UC Berkeley Has a Plan to Boost Black Student Numbers After Affirmative Action Ban
Two decades after its governing body eliminated affirmative action from its admissions policies—and its African American student population plunged—the University of California, Berkeley, has launched an ambitious $20 million program to bring more black students to campus and help the ones who are already there feel welcome.
In an open letter released late last week, Chancellor Nicholas Dirks said the university’s new African American initiative is designed to increase and sustain a “critical mass” of black undergraduates, graduate students, and faculty as well as create an endowed scholarship foundation that can help sustain that population.
Dirks’ launch of the initiative comes six months after members of Berkeley’s Black Student Union complained of feeling socially and academically isolated and sent him a list of demands, including hiring advisers and a psychologist for black students.
Although the initiative was launched on the heels of the Black Student Union’s protest and demands, Gibor Basri, Berkeley’s outgoing vice chancellor for equity and inclusion, said it’s based on a 2012 campus survey.
“We identified very clear results: one, that Berkeley’s African American students assess the campus climate as quite poor, and two, that at other campuses where there are more black students, they’re less unhappy,” Basri told Berkeley News.
“There’s actually a relationship between the fraction of black students present and the dissatisfaction,” he said. “Our efforts intensified this past year in response to listening to our students express their needs, and in response to a renewed national attention on issues of race,” including the Black Lives Matter protests.
The shift at Berkeley is also occurring months ahead of a U.S. Supreme Court rehearing of Fisher v. the University of Texas, a high-stakes reverse-discrimination case that could further dismantle what’s left of affirmative action programs in higher education.
A series of rulings from the high court over the last decade curbing race-based college admissions have left elite public schools such as Berkeley, the University of Texas, and the University of Michigan struggling to increase campus diversity amid constant legal challenges. As a result, the African American student population at Berkeley and on other campuses has dropped sharply, just as analysts predicted. Now, conservative activists are targeting admissions practices at elite private schools such as Harvard University.
In 1995, according to a UC fact sheet, of the roughly 22,000 freshmen entering the UC system from California, 4.3 percent were African American. By 2013, the share had dropped to 4 percent of roughly 33,000 first-year students. By contrast, the Latino/Hispanic share of the incoming class rose from 15.6 percent to 28.1 percent over the same period.
The percentage of black students has continued to fall, despite the university’s efforts to recruit and prepare college-bound African American high school students—including an admission guarantee for students in the top 9 percent of their high school class, revising admission criteria to boost the chances of applicants who have overcome obstacles in life, and de-emphasizing standardized test scores.
“The numbers of African American students have gotten so small on this campus as to affect the experience of being a black student here,” Claude Steele, the university’s executive chancellor and vice provost, told Berkeley News.
“If you’re such a small minority, you can feel a kind of spotlight pressure that starts to be a factor in how you are able to engage the institution, and to engage the opportunities here, and the resources here,” he said. “It’s something you’ve got to deal with.”
Meanwhile, the university’s city, Berkeley, is dealing with a headache of its own: News reports show that as the city has become more gentrified, a large portion of its black population and culture has drained away.
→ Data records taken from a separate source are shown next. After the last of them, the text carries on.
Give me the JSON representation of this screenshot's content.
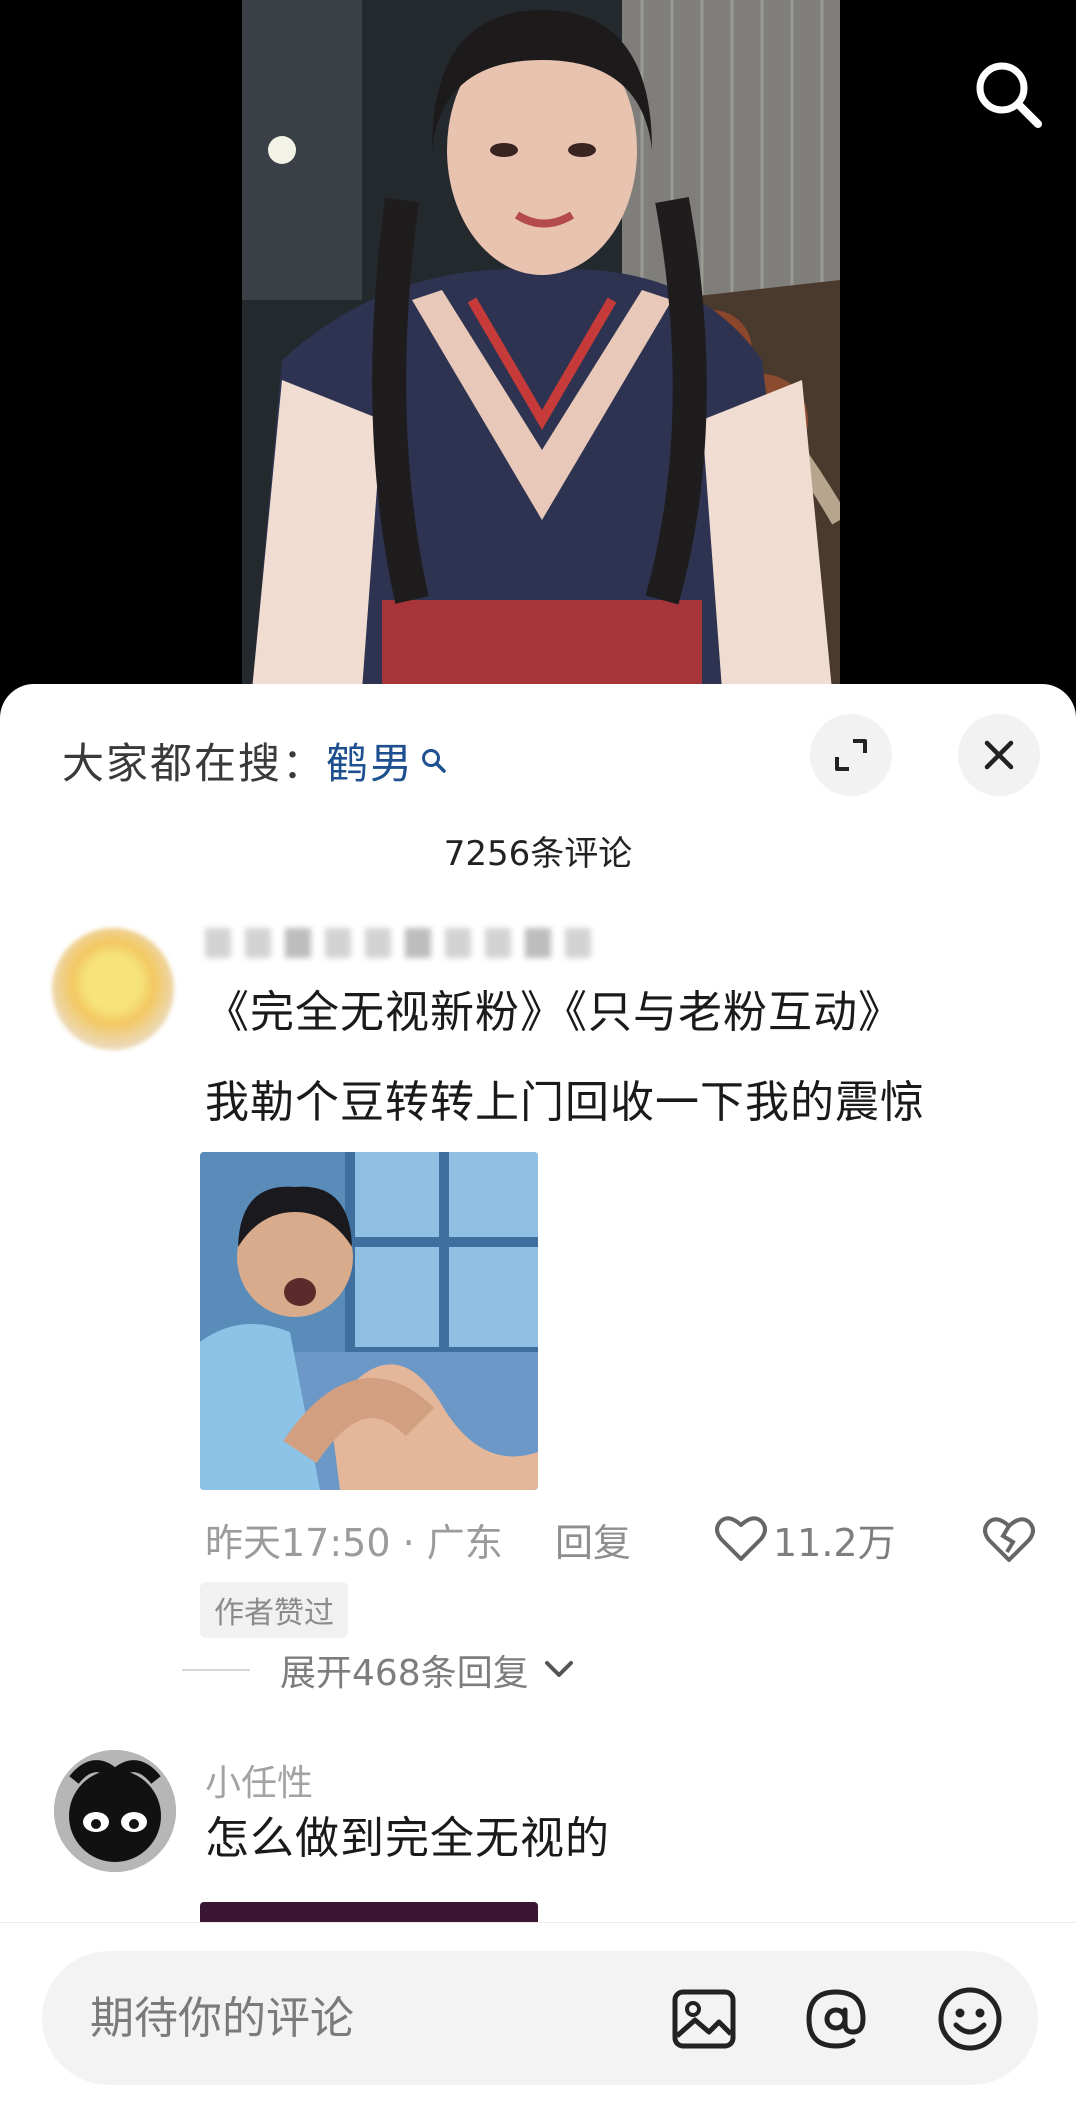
{
  "video": {
    "search_icon": "search-icon"
  },
  "sheet": {
    "hot_search_prefix": "大家都在搜：",
    "hot_search_keyword": "鹤男",
    "expand_icon": "expand-icon",
    "close_icon": "close-icon",
    "comment_count": "7256条评论"
  },
  "comments": [
    {
      "author": "",
      "text": "《完全无视新粉》《只与老粉互动》\n我勒个豆转转上门回收一下我的震惊",
      "time_location": "昨天17:50 · 广东",
      "reply_label": "回复",
      "likes": "11.2万",
      "badge": "作者赞过",
      "expand_replies": "展开468条回复"
    },
    {
      "author": "小任性",
      "text": "怎么做到完全无视的"
    }
  ],
  "input": {
    "placeholder": "期待你的评论",
    "icons": [
      "image-icon",
      "at-icon",
      "emoji-icon"
    ]
  },
  "colors": {
    "keyword": "#1e4f8f",
    "sheet_bg": "#ffffff",
    "input_bg": "#f3f3f3"
  }
}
An inability to find black people and black culture either on or off campus is likely a contributing factor in the discomfort of African American students.
Recently, it’s become obvious that black students “have faced challenges at Berkeley in terms of their representation and the climate with which they must contend,” Dirks wrote in his letter announcing the initiative. “The share of African Americans among our students and faculty has been hovering at disproportionately low levels for many years,” contributing to black students’ sense of alienation.
To reverse it, the university plans to “achieve and sustain a critical mass” of black students, faculty, and senior staff and “ensure that the African Americans who are here now feel welcome, supported and respected,” Dirks wrote.
At the same time, the university plans to raise $20 million for an undergraduate scholarship fund, ramp up its recruitment and retention programs for African American students, and increase the diversity of its upper-level management ranks over the next decade.
“Berkeley’s reputation as the world’s preeminent public university is well deserved, yet that standing is only part of what makes this such a special place,” Dirks wrote. “We believe deeply in the importance and benefits of diversity in every sense of the word, while our public mission and ethos mean that we all have a stake in our continued ability to offer a model for the sort of society we hope to build in the world around us.”